Para Ian, las excusas diplomáticas eran irrelevantes: cubiertos por una densa cortina de vapor, sus ojos escudriñaron las pantallas cernidas sobre su cuerpo: como producto de una animación computarizada, las formas animales se sucedían unas a otras a partir de la figura humana que parecía imitarlo.


Enredado entre las sábanas del angosto camastro, Ian me contó los pormenores de su fuga. Por su relato, a veces intraducible, supe que asesinó a un par de guardias mientras la mayoría del ejército rebelde se había retirado a la selva para preparar una nueva emboscada. El arma que robó a uno de los cadáveres era de fabricación rusa; fue merced a ese descubrimiento que el gobierno ordenó la destrucción de la red satelital del este europeo, acción que dio inicio a la batalla aérea del Atlántico, que aún no cesa. Ian caminó día y noche sin descanso hasta cruzar la frontera entre Guatemala y México. Alcanzado por un relámpago en la selva chiapaneca, perdió el sentido de orientación y vagó por esas tierras durante semanas, hasta que una noche la tropa dio con él. La carga de láser de aquel fusil parecía no tener fin. Ayudado por el mapa electrónico del vehículo anfibio que su arma había inutilizado, halló la ruta hacia el Pacífico, lugar en el que fue encontrado por las fuerzas norteamericanas de ocupación, que días más tarde, cuando él se encontraba a salvo en el paso fronterizo de San Diego, fueron devastadas por un ataque de proyectiles alfa cuyo origen aún se desconoce.

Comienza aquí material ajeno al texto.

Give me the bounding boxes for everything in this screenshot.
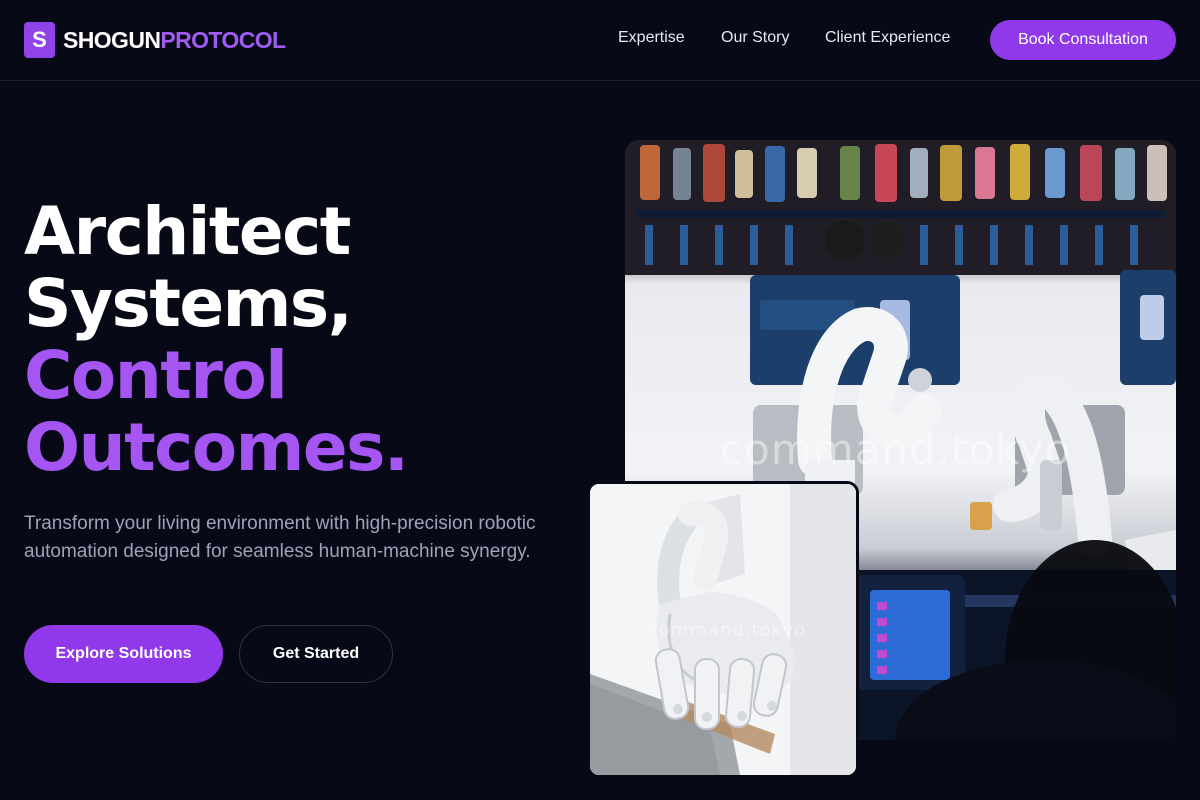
brand-logo[interactable]: S SHOGUNPROTOCOL [24, 22, 286, 58]
headline-line-2: Systems, [24, 265, 353, 342]
brand-name-primary: SHOGUN [63, 26, 161, 53]
get-started-button[interactable]: Get Started [239, 625, 393, 683]
headline-line-3: Control [24, 337, 288, 414]
inset-image-watermark: command.tokyo [648, 620, 807, 641]
book-consultation-button[interactable]: Book Consultation [990, 20, 1176, 60]
nav-link-expertise[interactable]: Expertise [618, 29, 685, 47]
page: S SHOGUNPROTOCOL Expertise Our Story Cli… [0, 0, 1200, 800]
brand-name-accent: PROTOCOL [160, 26, 286, 53]
logo-mark-icon: S [24, 22, 55, 58]
robot-hand-image: command.tokyo [587, 481, 859, 778]
hero-subtext: Transform your living environment with h… [24, 513, 536, 562]
top-navigation: S SHOGUNPROTOCOL Expertise Our Story Cli… [0, 0, 1200, 81]
headline-line-1: Architect [24, 193, 351, 270]
headline-line-4: Outcomes. [24, 409, 409, 486]
nav-link-our-story[interactable]: Our Story [721, 29, 789, 47]
hero-headline: Architect Systems, Control Outcomes. [24, 196, 584, 484]
nav-link-client-experience[interactable]: Client Experience [825, 29, 950, 47]
explore-solutions-button[interactable]: Explore Solutions [24, 625, 223, 683]
brand-name: SHOGUNPROTOCOL [63, 26, 286, 54]
main-image-watermark: command.tokyo [720, 425, 1072, 474]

-Ahora tienes que esconderte hasta que tengamos los resultados de los exámenes. No será sino dentro de dos meses cuando sepamos qué está pasando con tu cuerpo. Mientras tanto, enciérrate, no salgas; ya encontrarás la forma de hacerme saber tu paradero.
Ian entrecerró los ojos y asintió con un gesto. A través de sus labios entreabiertos creí ver algo que me devolvió el temor por su presencia: fue el largo y exacto movimiento de una lengua plana, bífida, sedienta, que parecía otear el miedo que impregnaba el ambiente entre los dos.